Черная глянцевая кожа так и сияет; хорошие прорезиненные подошвы. Специально, чтобы бегать удобнее было. За такими, как я.
Копы. Это копы.
Черт, я, похоже, вляпался.
— Мистер Шарп, эти двое хотели бы с вами побеседовать.
— Хорошо. А о чем?
— Мистер Шарп, — повторяет вслед за директрисой один из полицейских, белый, — я агент Джонс, а это агент Хант.
Тот, что в черных очках, кивает.
Ага, Федеральное бюро расследований? Федералы ничем не лучше копов.
— Очень не хочется отрывать вас от занятий, но, боюсь, нам нужно обсудить ряд весьма щекотливых вопросов. Здесь мы их обсуждать не можем, так что...
— Погодите-ка, — вмешивается Норткатт, — вы же не можете вот так забрать ученика из школы. Он еще несовершеннолетний.
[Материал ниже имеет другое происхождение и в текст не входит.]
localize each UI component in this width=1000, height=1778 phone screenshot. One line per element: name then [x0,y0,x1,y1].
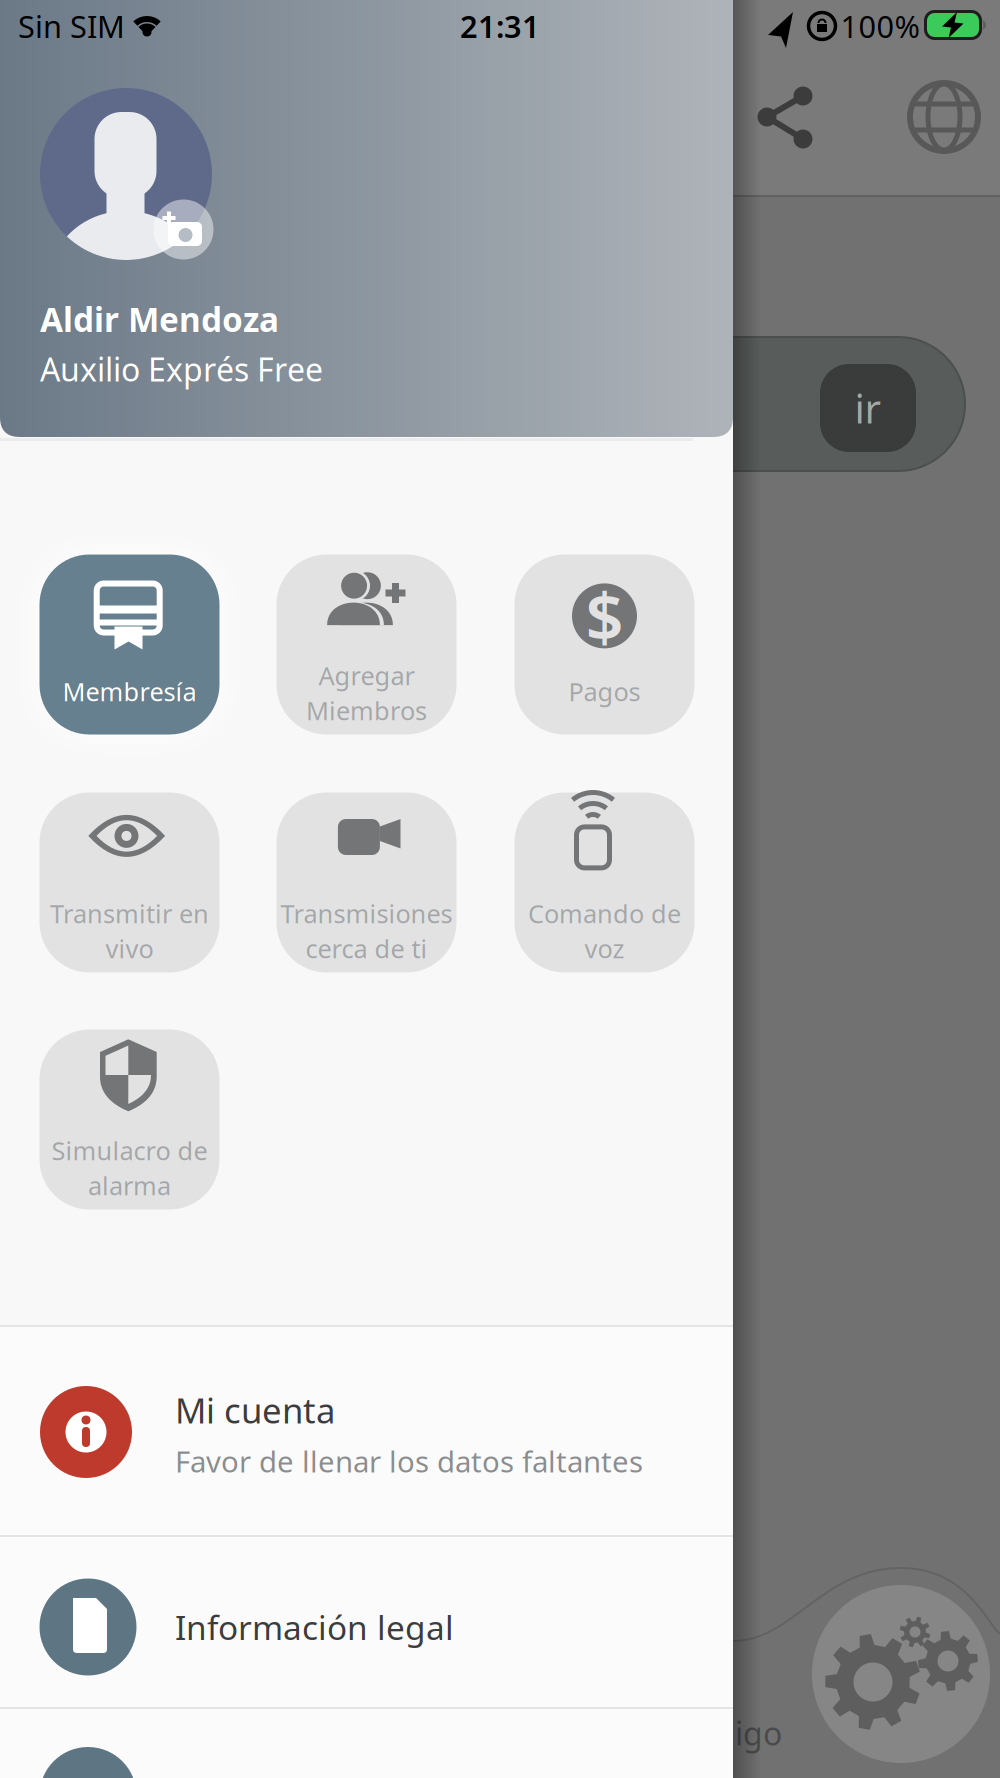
staticText: Membresía [62,675,196,708]
button[interactable]: ir [820,364,916,452]
staticText: cerca de ti [306,932,428,965]
button[interactable]: Simulacro de [40,1030,220,1210]
staticText: Transmitir en [50,897,209,930]
button[interactable]: $ [514,554,694,734]
staticText: Auxilio Exprés Free [40,348,323,390]
staticText: voz [584,932,624,965]
button[interactable]: Configuración [812,1585,990,1763]
button[interactable]: Comando de [514,792,694,972]
staticText: Transmisiones [280,897,452,930]
staticText: 100% [840,6,920,46]
staticText: Información legal [175,1605,454,1649]
staticText: 21:31 [460,6,540,46]
staticText: Aldir Mendoza [40,297,279,341]
staticText: Comando de [528,897,681,930]
staticText: Sin SIM [18,6,125,46]
button[interactable]: Idioma [908,81,980,153]
staticText: igo [735,1712,782,1754]
staticText: Favor de llenar los datos faltantes [175,1442,643,1480]
button[interactable]: Transmisiones [276,792,456,972]
staticText: Mi cuenta [175,1387,335,1433]
button[interactable]: Información legal [0,1537,733,1707]
button[interactable]: Compartir [733,75,837,159]
button[interactable]: Mi cuenta [0,1327,733,1535]
staticText: ir [854,381,882,434]
button[interactable]: Cambiar foto de perfil [20,68,232,280]
staticText: Simulacro de [52,1134,208,1167]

— Можем, — вступает в разговор агент Хант; у него легкий южный акцент.
Директриса краснеет от досады, но Хант не намерен ничего объяснять.
— Если вы заберете отсюда этого мальчика, я немедленно свяжусь с нашим адвокатом.
— Свяжитесь, сделайте одолжение. Буду рад с ним побеседовать.
— Но вы даже не сказали, зачем он вам нужен.
— Это секретная информация, — пожимает плечами Джонс. — Связанная с расследованием, которое мы ведем.
— Полагаю, выбора у меня нет? — спрашиваю я.
Даже не потрудились ответить. Джонс кладет руку мне на плечо и легонько подталкивает к двери, а Хант вручает директрисе визитку, на тот случай, если она все-таки надумает звонить адвокату.
Успеваю заметить выражение ее лица: никому Норткатт не будет звонить.
Да, игрок в покер из нее получился бы никудышный.
Меня заталкивают на заднее сиденье черного «Бьюика» с тонированными стеклами. Судорожно пытаюсь вычислить, за что же именно повязали? Кредитка Клайда Остина и мой новый ноутбук? И те служащие из отелей — мы же не платили по счетам. И бог знает, что еще натворила мама.
Интересно, федералы поверят, что это Остин на меня напал? Шишка-то уже почти исчезла. Что нам шьют? Смогу ли убедить их, что один во всем виноват? Я ведь несовершеннолетний, всего семнадцать, поэтому приговор вынесут как ребенку, а не как взрослому. Как выторговать свободу для мамы? Какую информацию выдать?